Study: Minorities in LV more likely to face bad mortgages
Black and Hispanic home-loan applicants were more likely to get high-cost mortgages than white home-loan borrowers in the Las Vegas area in 2006, national advocacy group ACORN reported Wednesday.
ACORN, the Association of Community Organizations for Reform Now, studied home-loan statistics from the federal government on 172 cities.
"We have seen a sharp increase in foreclosures in some of the urban and minority communities that most need to build wealth through homeownership," Maude Hurd, national president of ACORN, said in a statement.
Roger Cook, owner of Ace Office Supplies and a member of ACORN, said he sees a similar pattern of prejudice against minorities in Las Vegas.
"It's no longer sitting at the back of the bus. It's taking your money," Cook said.
Sean Corrigan, president of Aspen Mortgage, said he doubts any mainstream mortgage lender in Las Vegas would try to push minority clients into more costly mortgages, citing intense competition for customers.
"Every loan counts to us," Corrigan said.
Aspen tries to help applicants obtain the best mortgage regardless of their race or ethnic group, Corrigan said.
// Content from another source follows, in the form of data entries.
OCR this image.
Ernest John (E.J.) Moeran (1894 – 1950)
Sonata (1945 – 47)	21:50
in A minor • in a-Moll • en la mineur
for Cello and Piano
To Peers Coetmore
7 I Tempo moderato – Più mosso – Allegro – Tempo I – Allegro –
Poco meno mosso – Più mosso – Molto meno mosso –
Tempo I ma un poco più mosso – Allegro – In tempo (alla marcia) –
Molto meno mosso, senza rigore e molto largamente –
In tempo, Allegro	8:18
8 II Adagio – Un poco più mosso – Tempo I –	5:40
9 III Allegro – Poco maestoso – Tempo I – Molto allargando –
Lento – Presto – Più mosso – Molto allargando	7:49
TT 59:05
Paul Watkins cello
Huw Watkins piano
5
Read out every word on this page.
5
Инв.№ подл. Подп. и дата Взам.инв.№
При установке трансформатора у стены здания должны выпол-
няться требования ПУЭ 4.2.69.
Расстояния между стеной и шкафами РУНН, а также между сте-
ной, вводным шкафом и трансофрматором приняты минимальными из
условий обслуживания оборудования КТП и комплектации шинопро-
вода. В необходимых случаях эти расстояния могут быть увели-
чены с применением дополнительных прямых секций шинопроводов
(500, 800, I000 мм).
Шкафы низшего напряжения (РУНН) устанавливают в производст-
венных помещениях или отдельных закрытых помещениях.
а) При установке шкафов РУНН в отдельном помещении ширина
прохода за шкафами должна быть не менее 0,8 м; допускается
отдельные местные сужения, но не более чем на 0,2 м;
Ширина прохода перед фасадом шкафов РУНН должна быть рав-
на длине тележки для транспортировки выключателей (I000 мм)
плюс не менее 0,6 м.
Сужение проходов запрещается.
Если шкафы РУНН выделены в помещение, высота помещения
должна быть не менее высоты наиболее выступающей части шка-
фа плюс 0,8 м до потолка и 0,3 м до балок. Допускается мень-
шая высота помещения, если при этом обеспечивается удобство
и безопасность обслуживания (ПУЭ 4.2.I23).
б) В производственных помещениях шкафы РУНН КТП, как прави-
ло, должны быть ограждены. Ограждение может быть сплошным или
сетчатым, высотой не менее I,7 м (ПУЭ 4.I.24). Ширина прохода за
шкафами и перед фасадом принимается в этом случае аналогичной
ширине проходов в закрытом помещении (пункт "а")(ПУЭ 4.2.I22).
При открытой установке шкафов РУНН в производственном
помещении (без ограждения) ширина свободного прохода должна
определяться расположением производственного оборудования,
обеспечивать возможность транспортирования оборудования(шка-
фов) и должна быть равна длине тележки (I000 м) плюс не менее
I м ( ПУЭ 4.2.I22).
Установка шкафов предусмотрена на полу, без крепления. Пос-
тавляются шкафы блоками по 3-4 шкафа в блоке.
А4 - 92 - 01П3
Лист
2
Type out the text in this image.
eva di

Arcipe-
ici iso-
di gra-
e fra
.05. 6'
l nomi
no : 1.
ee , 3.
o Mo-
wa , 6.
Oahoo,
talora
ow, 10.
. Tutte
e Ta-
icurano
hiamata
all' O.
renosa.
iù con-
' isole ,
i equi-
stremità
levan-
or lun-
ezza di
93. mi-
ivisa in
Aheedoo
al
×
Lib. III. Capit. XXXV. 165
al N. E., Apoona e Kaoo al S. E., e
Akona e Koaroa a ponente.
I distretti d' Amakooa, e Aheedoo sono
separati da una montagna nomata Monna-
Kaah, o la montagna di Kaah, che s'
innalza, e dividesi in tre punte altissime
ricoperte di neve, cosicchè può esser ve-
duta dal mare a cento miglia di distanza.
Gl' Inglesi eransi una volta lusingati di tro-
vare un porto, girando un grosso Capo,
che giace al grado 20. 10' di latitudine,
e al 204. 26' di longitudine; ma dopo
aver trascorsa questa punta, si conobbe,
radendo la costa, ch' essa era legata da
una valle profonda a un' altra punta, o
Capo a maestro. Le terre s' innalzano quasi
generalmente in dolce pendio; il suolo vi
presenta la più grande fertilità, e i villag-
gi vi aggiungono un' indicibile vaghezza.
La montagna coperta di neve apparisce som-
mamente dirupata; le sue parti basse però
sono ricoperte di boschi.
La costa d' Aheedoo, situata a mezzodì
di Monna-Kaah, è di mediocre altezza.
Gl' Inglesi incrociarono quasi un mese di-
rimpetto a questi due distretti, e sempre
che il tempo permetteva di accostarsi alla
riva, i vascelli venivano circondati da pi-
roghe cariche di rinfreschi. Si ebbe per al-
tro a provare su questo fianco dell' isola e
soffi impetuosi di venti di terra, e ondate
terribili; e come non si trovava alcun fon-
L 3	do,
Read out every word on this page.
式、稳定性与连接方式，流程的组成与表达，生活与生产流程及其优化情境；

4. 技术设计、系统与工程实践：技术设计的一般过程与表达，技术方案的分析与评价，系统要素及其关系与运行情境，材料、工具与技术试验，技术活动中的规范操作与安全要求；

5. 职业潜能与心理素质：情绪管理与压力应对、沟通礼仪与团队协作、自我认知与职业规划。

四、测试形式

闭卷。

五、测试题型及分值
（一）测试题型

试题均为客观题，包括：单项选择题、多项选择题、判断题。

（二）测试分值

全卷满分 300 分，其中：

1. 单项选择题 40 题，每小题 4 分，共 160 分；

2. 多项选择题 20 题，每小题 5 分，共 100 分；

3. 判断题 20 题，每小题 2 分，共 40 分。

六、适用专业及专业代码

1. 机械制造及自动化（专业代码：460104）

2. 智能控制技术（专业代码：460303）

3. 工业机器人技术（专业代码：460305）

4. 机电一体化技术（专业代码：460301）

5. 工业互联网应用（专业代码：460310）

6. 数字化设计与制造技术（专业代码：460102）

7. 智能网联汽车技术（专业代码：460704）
The lender said he has read reports that members of minorities in the financing business are treating their customers unfairly.
Brock Davis, president of the Southern Nevada Chapter of the Mortgage Bankers Association, said he has seen similar reports about ethnic groups that included Asian and Russians taking advantage of their own people.
Davis, whose mother was a Mexican citizen, said more high-cost loans probably were made to minority borrowers, because former Presidents George H.W. Bush and Clinton pushed the financial community to provide home loans to a broader range of people.
ACORN said about half of blacks and Hispanics in Las Vegas were signed up for high-cost loans for home purchase in 2006, compared to one quarter for white residents.
The study showed that 49 percent of Las Vegas area home-purchase loans made to blacks were high-cost loan products. Also, 50 percent of the home-purchase loans made to Hispanics in the Las Vegas area were high cost, according to ACORN.
Blacks and Hispanics were more likely than whites to get high-cost home refinancing loans, the study indicated.
The organization said 47 percent of refinancing loans to blacks were high cost, and 45 percent of refinancing loans to Hispanics were high cost. Yet 29 percent of refinancing loans for whites were high-cost, according to ACORN.
Carolyn Banks, 48, a former blackjack dealer looking for work, said she believes she got a less attractive loan package because of her race.
She said she refinanced with an adjustable-rate mortgage so that she could pay off her car loan while she was working. The adjustable rate mortgage currently bears an 11 percent or 12 percent rate, about twice the interest rate she was paying under a fixed-rate loan.
Banks said she was concerned that the adjustable rate could be increased to a maximum of 23 percent. But the lender, who she believes was a mortgage broker, assured her that she could refinance in a few months.
Her monthly payment jumped to $1,600 without insurance or taxes from $1,200 including insurance and taxes, Banks said.
Numerous lenders have told her she cannot qualify for a new loan now. She fears she will lose the house if she cannot refinance before the mortgage rate is adjusted next summer.
Cook said his monthly payment is still about $1,160, but he fears he cannot afford the monthly payments when the mortgage is adjusted in 2009.
Cook, a former craps dealer, said he is three months late in mortgage payments. He moved his business office to his home to save expenses. Chase, however, is unwilling to negotiate lower payments and now demands payment of $1,100 in attorney fees, he said.
"It's been terrible. It's been like a nightmare talking to these people," Cook said. "They don't care."
Chase spokesman Thomas Kelly said: "We are willing to work with borrowers. We want to be in the business of lending money. We don't want to be in the business of owning houses."
Chase established the Home Ownership Preservation Office, he said, to work with organizations such as ACORN to help borrowers keep their homes.